Die hessische Landmünze zu 24 Groschen mit dem Stern des vom Landgrafen gestifteten Hausordens ist in den USA als "Blooddollar" bekannt. In großen Mengen geprägt, dienten die Münzen als "Entschädigung" für jene Familien, deren Väter und Söhne für fremde Interessen verblutet waren. Deren letzte Hemden hatten keine Taschen, und ihre in der Ferne lebenden Angehörigen konnten an ihrem Grab nicht beten und weinen. Uns es war ihnen auch nicht möglich, nach altem Brauch den Toten etwas mitzugeben, damit es ihnen im Jenseits gut ergehe.
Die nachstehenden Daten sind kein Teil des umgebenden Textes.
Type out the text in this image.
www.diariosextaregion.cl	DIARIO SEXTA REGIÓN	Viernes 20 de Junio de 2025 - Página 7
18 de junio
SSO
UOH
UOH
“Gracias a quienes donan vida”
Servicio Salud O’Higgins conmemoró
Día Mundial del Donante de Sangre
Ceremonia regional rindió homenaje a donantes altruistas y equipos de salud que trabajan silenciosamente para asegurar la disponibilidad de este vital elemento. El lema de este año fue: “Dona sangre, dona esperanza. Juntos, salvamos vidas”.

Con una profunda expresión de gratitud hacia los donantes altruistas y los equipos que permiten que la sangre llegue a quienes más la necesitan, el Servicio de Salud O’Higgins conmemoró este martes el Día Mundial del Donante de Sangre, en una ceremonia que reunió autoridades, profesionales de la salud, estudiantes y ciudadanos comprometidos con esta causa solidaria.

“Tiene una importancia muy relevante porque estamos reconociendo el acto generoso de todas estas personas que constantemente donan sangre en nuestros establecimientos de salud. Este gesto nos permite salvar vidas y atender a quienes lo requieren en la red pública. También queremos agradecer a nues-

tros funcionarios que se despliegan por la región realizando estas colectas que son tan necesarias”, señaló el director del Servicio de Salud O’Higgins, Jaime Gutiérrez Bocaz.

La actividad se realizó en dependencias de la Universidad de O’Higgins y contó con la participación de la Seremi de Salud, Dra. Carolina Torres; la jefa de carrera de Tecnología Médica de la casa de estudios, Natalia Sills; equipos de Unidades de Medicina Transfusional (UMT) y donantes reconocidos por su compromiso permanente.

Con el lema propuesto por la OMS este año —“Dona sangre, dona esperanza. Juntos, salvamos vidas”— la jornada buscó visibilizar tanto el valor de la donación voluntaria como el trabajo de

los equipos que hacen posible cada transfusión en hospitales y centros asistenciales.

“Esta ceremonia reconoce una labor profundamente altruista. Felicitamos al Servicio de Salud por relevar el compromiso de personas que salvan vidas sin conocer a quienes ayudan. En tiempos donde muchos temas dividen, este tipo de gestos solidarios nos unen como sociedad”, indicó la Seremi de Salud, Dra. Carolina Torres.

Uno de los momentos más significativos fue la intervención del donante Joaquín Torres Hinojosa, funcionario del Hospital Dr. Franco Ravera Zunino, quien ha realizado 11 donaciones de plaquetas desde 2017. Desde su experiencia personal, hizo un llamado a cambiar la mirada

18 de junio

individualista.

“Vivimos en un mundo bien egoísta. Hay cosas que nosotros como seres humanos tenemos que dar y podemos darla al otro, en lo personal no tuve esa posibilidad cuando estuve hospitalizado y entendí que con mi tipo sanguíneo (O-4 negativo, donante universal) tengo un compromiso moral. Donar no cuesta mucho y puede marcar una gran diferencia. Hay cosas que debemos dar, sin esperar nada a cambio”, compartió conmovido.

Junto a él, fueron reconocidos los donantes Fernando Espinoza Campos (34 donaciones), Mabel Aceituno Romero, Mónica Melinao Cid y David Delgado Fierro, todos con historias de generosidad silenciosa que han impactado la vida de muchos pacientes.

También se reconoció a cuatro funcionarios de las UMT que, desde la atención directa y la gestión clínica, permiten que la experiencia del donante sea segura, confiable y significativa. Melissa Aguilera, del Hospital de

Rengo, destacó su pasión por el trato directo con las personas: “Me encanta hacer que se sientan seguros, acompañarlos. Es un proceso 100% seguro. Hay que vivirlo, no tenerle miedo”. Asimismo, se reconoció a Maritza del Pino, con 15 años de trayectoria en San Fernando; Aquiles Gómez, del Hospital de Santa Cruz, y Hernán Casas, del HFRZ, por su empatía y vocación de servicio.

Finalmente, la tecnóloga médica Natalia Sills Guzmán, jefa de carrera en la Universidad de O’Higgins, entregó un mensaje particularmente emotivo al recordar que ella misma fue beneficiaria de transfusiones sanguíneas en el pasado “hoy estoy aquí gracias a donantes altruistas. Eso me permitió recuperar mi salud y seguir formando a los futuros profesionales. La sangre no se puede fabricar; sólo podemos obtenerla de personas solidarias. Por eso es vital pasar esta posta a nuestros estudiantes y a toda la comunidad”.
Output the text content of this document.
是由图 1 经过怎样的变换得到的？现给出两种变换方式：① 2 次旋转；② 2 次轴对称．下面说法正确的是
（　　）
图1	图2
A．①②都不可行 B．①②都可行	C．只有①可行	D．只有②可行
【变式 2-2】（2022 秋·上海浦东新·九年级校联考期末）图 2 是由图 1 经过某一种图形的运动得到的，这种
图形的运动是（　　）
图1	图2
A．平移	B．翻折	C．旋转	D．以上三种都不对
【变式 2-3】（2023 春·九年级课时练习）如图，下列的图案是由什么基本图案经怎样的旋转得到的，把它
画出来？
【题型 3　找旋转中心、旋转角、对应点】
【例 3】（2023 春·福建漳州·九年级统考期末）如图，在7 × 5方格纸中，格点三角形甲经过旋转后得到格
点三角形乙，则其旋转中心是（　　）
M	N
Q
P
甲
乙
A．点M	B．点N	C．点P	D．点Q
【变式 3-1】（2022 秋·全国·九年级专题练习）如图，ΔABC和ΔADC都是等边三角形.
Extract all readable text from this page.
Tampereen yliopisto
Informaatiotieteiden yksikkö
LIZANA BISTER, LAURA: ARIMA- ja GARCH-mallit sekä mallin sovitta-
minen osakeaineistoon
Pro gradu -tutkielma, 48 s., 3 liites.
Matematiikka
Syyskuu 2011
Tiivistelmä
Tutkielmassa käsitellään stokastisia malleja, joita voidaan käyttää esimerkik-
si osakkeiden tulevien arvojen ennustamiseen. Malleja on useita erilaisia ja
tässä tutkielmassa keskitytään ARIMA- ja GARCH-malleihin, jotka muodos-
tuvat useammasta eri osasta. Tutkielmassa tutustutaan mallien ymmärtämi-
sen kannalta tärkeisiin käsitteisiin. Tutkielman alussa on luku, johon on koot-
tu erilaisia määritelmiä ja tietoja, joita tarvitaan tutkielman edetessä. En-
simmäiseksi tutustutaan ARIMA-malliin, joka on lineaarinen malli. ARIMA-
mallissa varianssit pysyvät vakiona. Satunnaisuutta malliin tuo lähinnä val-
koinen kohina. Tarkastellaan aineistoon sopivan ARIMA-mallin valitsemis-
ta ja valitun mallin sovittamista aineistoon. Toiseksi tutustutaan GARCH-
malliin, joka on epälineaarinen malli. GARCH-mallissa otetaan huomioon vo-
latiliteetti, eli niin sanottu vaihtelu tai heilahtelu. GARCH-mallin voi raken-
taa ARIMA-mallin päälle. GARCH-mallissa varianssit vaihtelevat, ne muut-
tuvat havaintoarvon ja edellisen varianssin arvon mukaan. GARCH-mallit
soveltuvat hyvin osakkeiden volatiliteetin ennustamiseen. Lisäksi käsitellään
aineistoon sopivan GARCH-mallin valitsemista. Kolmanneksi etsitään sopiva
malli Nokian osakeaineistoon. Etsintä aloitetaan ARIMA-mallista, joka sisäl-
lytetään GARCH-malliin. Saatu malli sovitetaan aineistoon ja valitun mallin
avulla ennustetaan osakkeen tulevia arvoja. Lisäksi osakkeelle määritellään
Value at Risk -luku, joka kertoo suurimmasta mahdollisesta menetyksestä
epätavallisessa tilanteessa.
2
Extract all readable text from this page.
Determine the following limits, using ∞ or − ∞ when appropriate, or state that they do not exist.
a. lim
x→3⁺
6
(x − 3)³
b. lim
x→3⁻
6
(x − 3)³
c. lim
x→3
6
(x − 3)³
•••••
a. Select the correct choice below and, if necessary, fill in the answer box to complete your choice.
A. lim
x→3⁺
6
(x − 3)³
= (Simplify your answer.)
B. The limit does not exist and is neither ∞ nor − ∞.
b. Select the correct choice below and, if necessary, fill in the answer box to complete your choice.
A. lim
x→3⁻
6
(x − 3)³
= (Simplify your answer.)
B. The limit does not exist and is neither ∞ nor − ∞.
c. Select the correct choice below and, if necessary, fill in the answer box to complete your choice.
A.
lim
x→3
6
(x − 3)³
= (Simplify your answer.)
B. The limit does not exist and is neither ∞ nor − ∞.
Spenden in Synagogen, Kirchen und Moscheen

Ausstellung und Katalog werfen einen Blick auf Glaubenslehren und mit Geld verbundene Glaubenspraktiken wie in Synagoge, Kirchen und Moscheen geleisteten Spenden, vertreten durch Sammelbüchsen sowie bei frohen und traurigen Feiern geübte Rituale. Dass Münzen in den Weltreligionen bei der Bestattung von Toten eine nicht geringe Rolle spielten, weiß man durch Ausgrabungen. Obwohl die christliche Kirche diesen Brauch als heidnisch verbot, haben sich Hinterbliebene nicht abhalten lassen, ihren Verstorbenen durch freundliche Gaben oder einen in den Mund gelegten "Charonspfennig" den Weg in eine andere, bessere Welt leicht zu machen. Um den Seelen ihren Wohlstand auch im Jenseits zu gewährleisten, hat man den Toten Geld und andere Kostbarkeiten mit ins Grab gelegt oder wie in China Toten- oder Höllengeld genannte Geldscheine in den Himmel geworfen und/oder verbrannt. Wer dort am "Leichenschmaus" teilnimmt, bekommt eine in rotes Papier gewickelte Münze, die angeblich Unglück vertreiben hilft. Nicht unerwähnt sei, dass Sterbekassen Vorläufer heutiger Sparkassen waren, aus denen im Sterbefall die Bestattung bezahlt und den Hinterbliebenen ein wenig Hilfe zukommen zu lassen. Indem die Ausstellung und der Katalog auf die Verwobenheit von Geld und Glaube, von Macht und Reichtum und die Vergänglichkeit alles Irdischen aufmerksam macht, hilft sie auch Münzsammlern bei der Deutung ihrer Stücke und eröffnet neue Themen, denen nachzugehen sich allemal lohnt.